In part, the funds were hurt by an underweight materials exposure and missed out on the surge in gold equities. "We're stock-pickers and follow a disciplined methodology when looking at businesses," says Fortin. "At the end of the day, the materials sector is lower quality in nature, in terms of the attributes we look for. The expected returns do not compensate us for the risks that we're assuming."
Fortin argues that many resource stocks do not have meaningful cash flows and rely on capital markets to finance their operations. "We buy businesses with proven track records of generating growth in per-share earnings and that earn their cost of capital. We had a difficult time finding these kinds of businesses in the materials space."
For the 12 months ended Sept. 30, the 3-star rated Franklin Bissett Small Cap returned 13.9%, versus 17.8% for the median fund in the Canadian Small/Mid Cap Equity category. Similarly, the 4-star rated Franklin Bissett Microcap lagged the median and returned 12.7%. On a three- and five-year basis, however, both funds were in the first and second quartile.
Fortin acknowledges as well that some more heavily weighted names did not perform as expected. "The second quarter was somewhat difficult for us," he says, adding that the funds have underperformed in other periods. "But we're disciplined in our approach and consistent throughout the market cycle. It's served us well over long periods."

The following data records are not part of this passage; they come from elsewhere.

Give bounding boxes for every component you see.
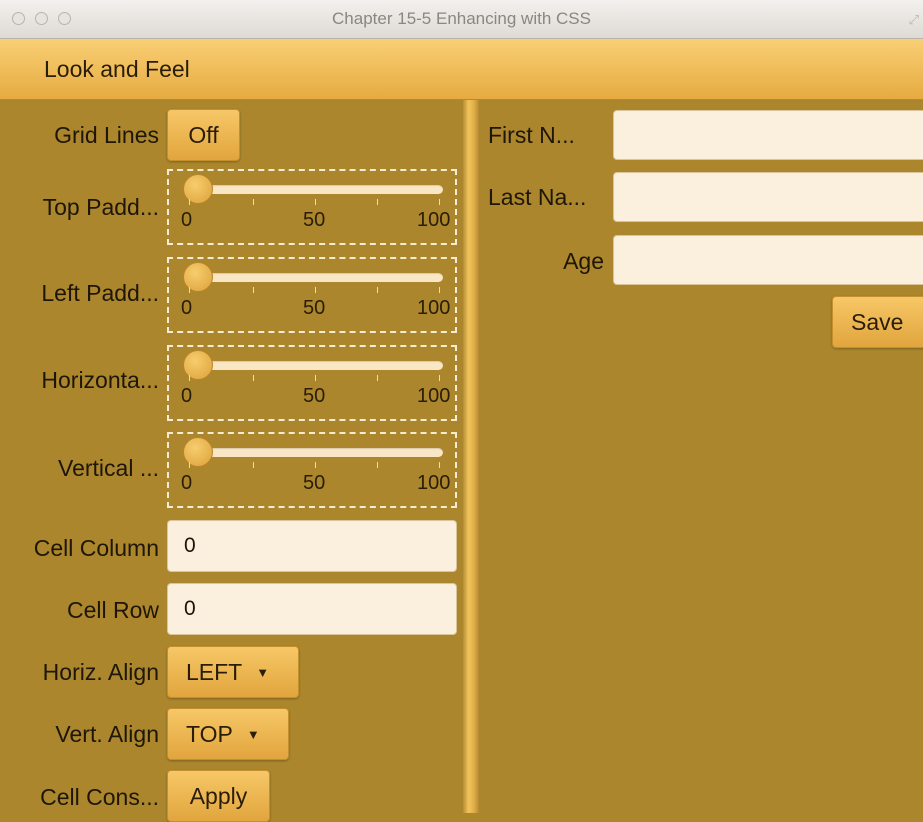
first-name-field[interactable] [613, 110, 923, 160]
vert-align-dropdown[interactable]: TOP ▼ [167, 708, 289, 760]
slider-thumb[interactable] [183, 437, 213, 467]
top-padding-slider[interactable]: 0 50 100 [167, 169, 457, 245]
left-padding-slider[interactable]: 0 50 100 [167, 257, 457, 333]
chevron-down-icon: ▼ [256, 664, 270, 680]
tick-label-max: 100 [417, 385, 451, 407]
age-field[interactable] [613, 235, 923, 285]
tick-label-max: 100 [417, 297, 451, 319]
vert-align-value: TOP [186, 720, 233, 747]
tick-label-mid: 50 [303, 472, 326, 494]
chevron-down-icon: ▼ [246, 726, 260, 742]
slider-thumb[interactable] [183, 350, 213, 380]
slider-track[interactable] [185, 185, 443, 194]
save-button[interactable]: Save [832, 296, 923, 348]
last-name-field[interactable] [613, 172, 923, 222]
slider-track[interactable] [185, 361, 443, 370]
horiz-align-label: Horiz. Align [42, 659, 159, 685]
tick-label-min: 0 [181, 385, 193, 407]
vertical-gap-label: Vertical ... [58, 455, 159, 481]
apply-button[interactable]: Apply [167, 770, 270, 822]
tick-label-mid: 50 [303, 385, 326, 407]
cell-row-label: Cell Row [66, 597, 159, 623]
grid-lines-label: Grid Lines [54, 122, 159, 148]
top-padding-label: Top Padd... [42, 194, 159, 220]
slider-track[interactable] [185, 273, 443, 282]
tick-label-max: 100 [417, 209, 451, 231]
tick-label-min: 0 [181, 297, 193, 319]
first-name-label: First N... [488, 122, 575, 148]
cell-column-label: Cell Column [33, 535, 159, 561]
left-padding-label: Left Padd... [41, 280, 159, 306]
tick-label-mid: 50 [303, 297, 326, 319]
tick-label-max: 100 [417, 472, 451, 494]
tick-label-min: 0 [181, 209, 193, 231]
slider-thumb[interactable] [183, 174, 213, 204]
grid-lines-toggle[interactable]: Off [167, 109, 240, 161]
horizontal-gap-slider[interactable]: 0 50 100 [167, 345, 457, 421]
vertical-gap-slider[interactable]: 0 50 100 [167, 432, 457, 508]
horiz-align-value: LEFT [186, 658, 243, 685]
vert-align-label: Vert. Align [55, 721, 159, 747]
horizontal-gap-label: Horizonta... [41, 367, 159, 393]
horiz-align-dropdown[interactable]: LEFT ▼ [167, 646, 299, 698]
tick-label-min: 0 [181, 472, 193, 494]
window-titlebar: Chapter 15-5 Enhancing with CSS ⤢ [0, 0, 923, 39]
fullscreen-icon[interactable]: ⤢ [909, 12, 919, 28]
menu-look-and-feel[interactable]: Look and Feel [44, 56, 190, 83]
window-title: Chapter 15-5 Enhancing with CSS [332, 9, 591, 28]
menu-bar: Look and Feel [0, 39, 923, 100]
cell-constraints-label: Cell Cons... [40, 784, 159, 810]
last-name-label: Last Na... [488, 184, 587, 210]
age-label: Age [563, 248, 604, 274]
slider-track[interactable] [185, 448, 443, 457]
cell-column-field[interactable]: 0 [167, 520, 457, 572]
tick-label-mid: 50 [303, 209, 326, 231]
split-pane-divider[interactable] [463, 100, 479, 813]
cell-row-field[interactable]: 0 [167, 583, 457, 635]
slider-thumb[interactable] [183, 262, 213, 292]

A growth-at-a-reasonable-price investor, Fortin seeks businesses that are trading at a discount to their intrinsic value and offer a margin of safety, should markets weaken. He has been investing selectively in the energy and consumer-discretionary sectors and a handful of materials companies.
Fortin generally limits single positions to about 7% in the small-cap fund and 5% in the microcap fund, which has smaller, less liquid companies. Turnover is very low. For example, it was 2.4% for the small-cap fund for the six months ended June 30.

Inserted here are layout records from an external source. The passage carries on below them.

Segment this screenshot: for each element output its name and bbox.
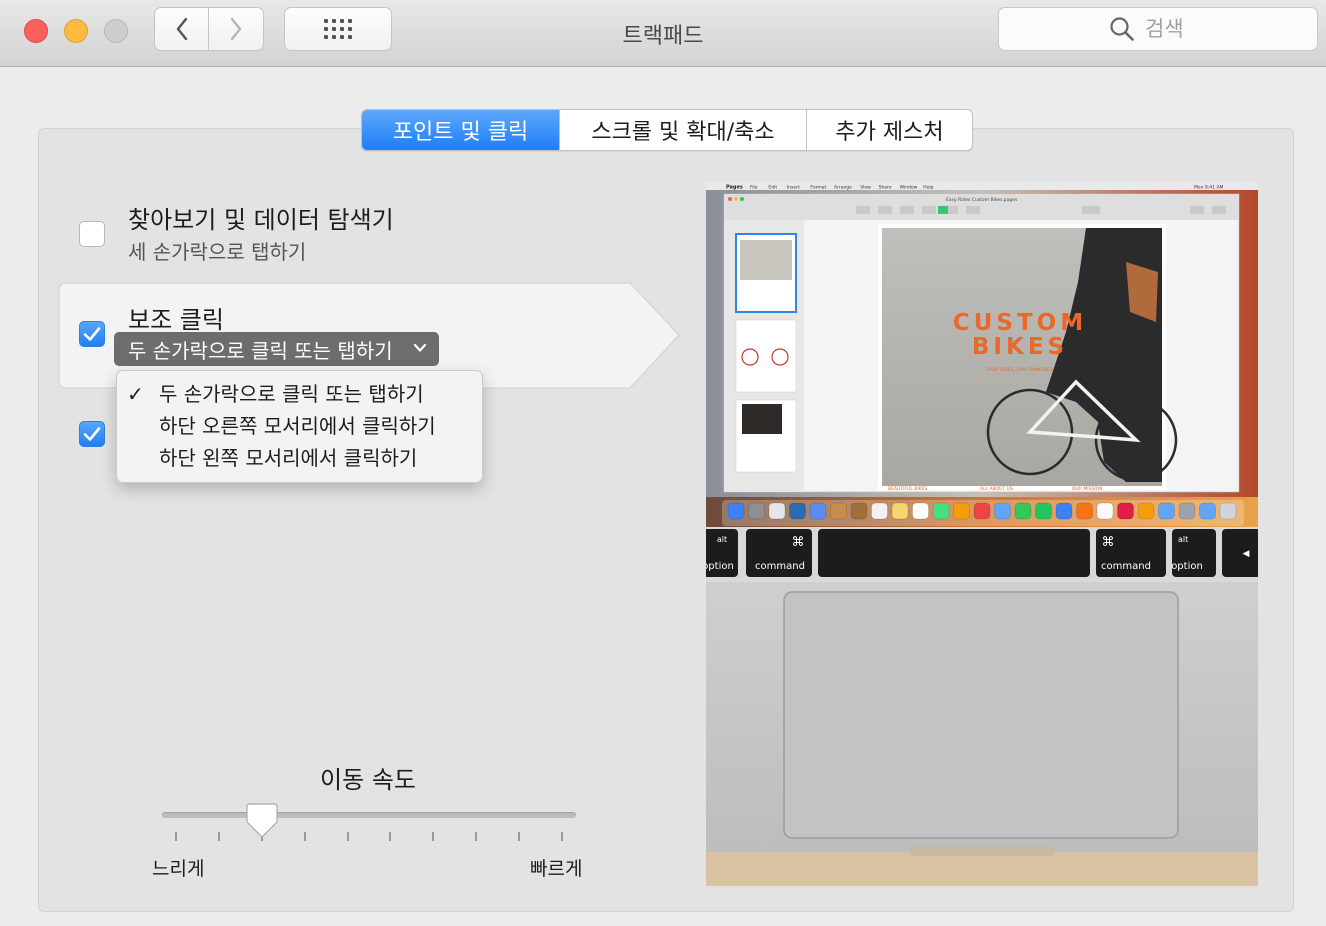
tab-scroll-and-zoom[interactable]: 스크롤 및 확대/축소 bbox=[559, 110, 806, 150]
gesture-preview-image: Pages File Edit Insert Format Arrange View Sha… bbox=[706, 182, 1258, 886]
dock-app-icon bbox=[1178, 502, 1196, 520]
checkmark-icon bbox=[83, 427, 101, 441]
lookup-subtitle: 세 손가락으로 탭하기 bbox=[128, 240, 307, 264]
tracking-speed-ticks bbox=[162, 832, 576, 844]
dock-app-icon bbox=[1035, 502, 1052, 520]
lookup-title: 찾아보기 및 데이터 탐색기 bbox=[128, 206, 394, 234]
title-bar: 트랙패드 bbox=[0, 0, 1326, 67]
checkmark-icon: ✓ bbox=[127, 382, 144, 406]
secondary-click-checkbox[interactable] bbox=[79, 321, 105, 347]
dock-app-icon bbox=[1096, 502, 1114, 520]
dock-app-icon bbox=[953, 502, 970, 520]
key-arrow: ◀ bbox=[1243, 549, 1250, 559]
dock-app-icon bbox=[1199, 502, 1216, 520]
dock-app-icon bbox=[994, 502, 1011, 520]
slider-tick bbox=[175, 832, 177, 841]
macbook-illustration: Pages File Edit Insert Format Arrange View Sha… bbox=[706, 182, 1258, 886]
secondary-click-selected: 두 손가락으로 클릭 또는 탭하기 bbox=[128, 338, 393, 363]
preview-doc-title: Easy Rides Custom Bikes.pages bbox=[946, 197, 1018, 203]
preview-menubar-clock: Mon 9:41 AM bbox=[1194, 185, 1224, 191]
key-command-right: command bbox=[1101, 561, 1151, 572]
dock-app-icon bbox=[1014, 502, 1032, 520]
menu-item-label: 하단 오른쪽 모서리에서 클릭하기 bbox=[159, 414, 436, 438]
dock-app-icon bbox=[871, 502, 888, 520]
key-command-left: command bbox=[755, 561, 805, 572]
search-field[interactable] bbox=[998, 7, 1318, 51]
slider-tick bbox=[217, 832, 220, 841]
menu-item-bottom-right[interactable]: 하단 오른쪽 모서리에서 클릭하기 bbox=[117, 410, 482, 442]
secondary-click-menu: ✓ 두 손가락으로 클릭 또는 탭하기 하단 오른쪽 모서리에서 클릭하기 하단… bbox=[116, 370, 483, 483]
dock-app-icon bbox=[912, 502, 929, 520]
key-alt-right: alt bbox=[1178, 535, 1188, 544]
preview-dock-icons bbox=[727, 502, 1237, 520]
secondary-click-title: 보조 클릭 bbox=[128, 306, 224, 334]
slider-tick bbox=[561, 832, 563, 841]
secondary-click-popup[interactable]: 두 손가락으로 클릭 또는 탭하기 bbox=[114, 332, 439, 366]
dock-app-icon bbox=[789, 502, 806, 520]
tab-bar: 포인트 및 클릭 스크롤 및 확대/축소 추가 제스처 bbox=[361, 109, 973, 151]
chevron-down-icon bbox=[413, 343, 427, 352]
slider-tick bbox=[518, 832, 521, 841]
menu-item-two-finger[interactable]: ✓ 두 손가락으로 클릭 또는 탭하기 bbox=[117, 378, 482, 410]
menu-item-label: 두 손가락으로 클릭 또는 탭하기 bbox=[159, 382, 424, 406]
preview-doc-tagline: EASY RIDES, SAN FRANCISCO bbox=[987, 367, 1054, 373]
preview-keyboard: alt option ⌘ command ⌘ command alt optio… bbox=[706, 529, 1258, 577]
search-input[interactable] bbox=[1143, 16, 1207, 42]
dock-app-icon bbox=[830, 502, 847, 520]
menu-item-label: 하단 왼쪽 모서리에서 클릭하기 bbox=[159, 446, 418, 470]
dock-app-icon bbox=[850, 502, 868, 520]
dock-app-icon bbox=[1076, 502, 1093, 520]
preview-trackpad bbox=[783, 591, 1179, 839]
dock-app-icon bbox=[891, 502, 909, 520]
dock-app-icon bbox=[973, 502, 991, 520]
menu-item-bottom-left[interactable]: 하단 왼쪽 모서리에서 클릭하기 bbox=[117, 442, 482, 474]
tab-point-and-click[interactable]: 포인트 및 클릭 bbox=[362, 110, 559, 150]
magnifier-icon bbox=[1110, 17, 1134, 41]
key-option-left: option bbox=[706, 561, 734, 572]
dock-app-icon bbox=[1117, 502, 1134, 520]
key-cmd-symbol-left: ⌘ bbox=[792, 535, 805, 550]
slow-label: 느리게 bbox=[152, 858, 205, 880]
tab-more-gestures[interactable]: 추가 제스처 bbox=[806, 110, 972, 150]
dock-app-icon bbox=[768, 502, 786, 520]
preview-doc-heading-1: CUSTOM bbox=[953, 310, 1087, 336]
slider-tick bbox=[303, 832, 306, 841]
dock-app-icon bbox=[932, 502, 950, 520]
preview-doc-heading-2: BIKES bbox=[972, 334, 1068, 360]
slider-tick bbox=[346, 832, 349, 841]
slider-tick bbox=[389, 832, 392, 841]
third-option-checkbox[interactable] bbox=[79, 421, 105, 447]
dock-app-icon bbox=[1158, 502, 1175, 520]
tracking-speed-knob[interactable] bbox=[245, 802, 279, 840]
slider-tick bbox=[475, 832, 478, 841]
dock-app-icon bbox=[809, 502, 827, 520]
lookup-checkbox[interactable] bbox=[79, 221, 105, 247]
dock-app-icon bbox=[1219, 502, 1237, 520]
dock-app-icon bbox=[1055, 502, 1073, 520]
tracking-speed-label: 이동 속도 bbox=[320, 766, 416, 794]
dock-app-icon bbox=[748, 502, 765, 520]
tracking-speed-track[interactable] bbox=[162, 812, 576, 818]
key-alt-left: alt bbox=[717, 535, 727, 544]
key-option-right: option bbox=[1171, 561, 1203, 572]
slider-tick bbox=[432, 832, 435, 841]
preview-menubar-app: Pages bbox=[726, 185, 743, 191]
fast-label: 빠르게 bbox=[530, 858, 583, 880]
dock-app-icon bbox=[727, 502, 745, 520]
checkmark-icon bbox=[83, 327, 101, 341]
dock-app-icon bbox=[1137, 502, 1155, 520]
key-cmd-symbol-right: ⌘ bbox=[1102, 535, 1115, 550]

One top holding in the consumer-discretionary sector is Indigo Books & Music Inc. IDG, a leading retailer of books, gifts and specialty toys. "Management is reinvesting in the business by stepping up its general merchandise initiative and distribution capabilities," says Fortin. "It is also changing its store network to accommodate a mix that is more geared to general merchandise. We're seeing evidence of that strategy working."
Moreover, there is a margin of safety in the form of $6 cash per share, which is sizeable for a stock that is about $11. "This name is trading at a sizeable discount to our assessed intrinsic value."

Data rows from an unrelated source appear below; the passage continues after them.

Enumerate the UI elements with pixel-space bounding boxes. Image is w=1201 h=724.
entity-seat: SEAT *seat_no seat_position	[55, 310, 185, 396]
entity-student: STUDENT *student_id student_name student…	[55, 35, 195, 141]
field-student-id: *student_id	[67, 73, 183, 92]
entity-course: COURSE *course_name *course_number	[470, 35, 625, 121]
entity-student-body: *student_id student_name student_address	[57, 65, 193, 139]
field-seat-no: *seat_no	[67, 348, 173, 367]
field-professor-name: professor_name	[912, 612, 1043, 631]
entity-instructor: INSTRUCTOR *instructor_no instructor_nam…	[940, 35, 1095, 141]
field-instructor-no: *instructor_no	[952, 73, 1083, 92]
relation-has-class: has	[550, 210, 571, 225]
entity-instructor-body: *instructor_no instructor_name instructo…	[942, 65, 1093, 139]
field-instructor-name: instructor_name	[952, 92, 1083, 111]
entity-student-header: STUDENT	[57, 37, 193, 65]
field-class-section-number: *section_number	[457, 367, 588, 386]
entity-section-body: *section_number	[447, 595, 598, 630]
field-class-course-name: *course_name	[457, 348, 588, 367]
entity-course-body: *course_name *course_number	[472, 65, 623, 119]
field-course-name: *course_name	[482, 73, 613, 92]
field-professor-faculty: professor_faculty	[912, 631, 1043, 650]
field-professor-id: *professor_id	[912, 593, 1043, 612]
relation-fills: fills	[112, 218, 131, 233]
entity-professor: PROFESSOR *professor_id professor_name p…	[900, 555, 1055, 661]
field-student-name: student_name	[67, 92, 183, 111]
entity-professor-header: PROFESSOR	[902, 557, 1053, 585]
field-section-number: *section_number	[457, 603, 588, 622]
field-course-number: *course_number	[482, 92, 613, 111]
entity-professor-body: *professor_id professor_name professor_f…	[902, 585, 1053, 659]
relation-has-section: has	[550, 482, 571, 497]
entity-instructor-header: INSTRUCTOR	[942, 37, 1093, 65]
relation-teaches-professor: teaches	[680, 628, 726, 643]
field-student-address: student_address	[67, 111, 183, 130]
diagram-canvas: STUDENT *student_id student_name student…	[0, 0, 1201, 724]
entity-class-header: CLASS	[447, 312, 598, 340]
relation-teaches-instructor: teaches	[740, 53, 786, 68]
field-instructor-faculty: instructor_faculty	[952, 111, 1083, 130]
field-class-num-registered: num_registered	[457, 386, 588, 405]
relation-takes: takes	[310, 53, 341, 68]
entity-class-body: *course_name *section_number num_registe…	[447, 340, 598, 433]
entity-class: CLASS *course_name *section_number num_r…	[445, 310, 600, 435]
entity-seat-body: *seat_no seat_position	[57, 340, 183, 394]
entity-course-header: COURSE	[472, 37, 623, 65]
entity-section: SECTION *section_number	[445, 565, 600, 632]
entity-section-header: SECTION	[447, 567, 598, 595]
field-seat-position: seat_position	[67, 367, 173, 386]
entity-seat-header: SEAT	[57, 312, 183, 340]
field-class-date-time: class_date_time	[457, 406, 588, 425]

A Sherbrooke, Que., native, Fortin started his career as an accountant after earning a bachelor of commerce at the University of Ottawa in 1995. Although he soon realized that public accounting was not for him, he used his skills to analyze financial statements at Soundvest Capital, as it is known today. "That laid the foundation for an appreciation of what makes a good business."
In 1999, Fortin moved to Edmonton and joined Telus Corp., where he worked as an equity analyst on the firm's pension fund. By the time he left in 2005, he was a senior analyst, responsible for Canadian financial services and consumer discretionary stocks.
Fortin moved again, this time to Connecticut, where he was hired by Stonebridge Advisors, a start-up investment firm. He was an analyst and portfolio manager, overseeing mainly North American equity-income securities.
In January 2009, Fortin returned to Canada to join Bissett Investment Management as an analyst, rising to portfolio manager in September 2010. It was a good fit, since he shared the firm's approach to stock-picking and long-term investing.
"It just happened that small-caps were available," says Fortin, who shares duties with Ralph Lindenblatt on both funds, backed by analyst Neil Forster. "Now that I'm here I've realized that it's a very dynamic marketplace with lots of opportunities to generate meaningful returns relative to other areas of the market,"
In that vein, Fortin is excited by relatively new holdings such as Marquee Energy Ltd. MQL, an Alberta-based junior oil and gas firm producing about 5,000 barrels of oil equivalent a day in the east-central part of the province.
"Well productivity is improving as they drill more wells. And the cost to develop these wells is also falling," says Fortin. "All of that equates to increasing returns for the company." The stock is trading at about 80 cents, which implies a discount to intrinsic value that is "solidly in the double-digit range."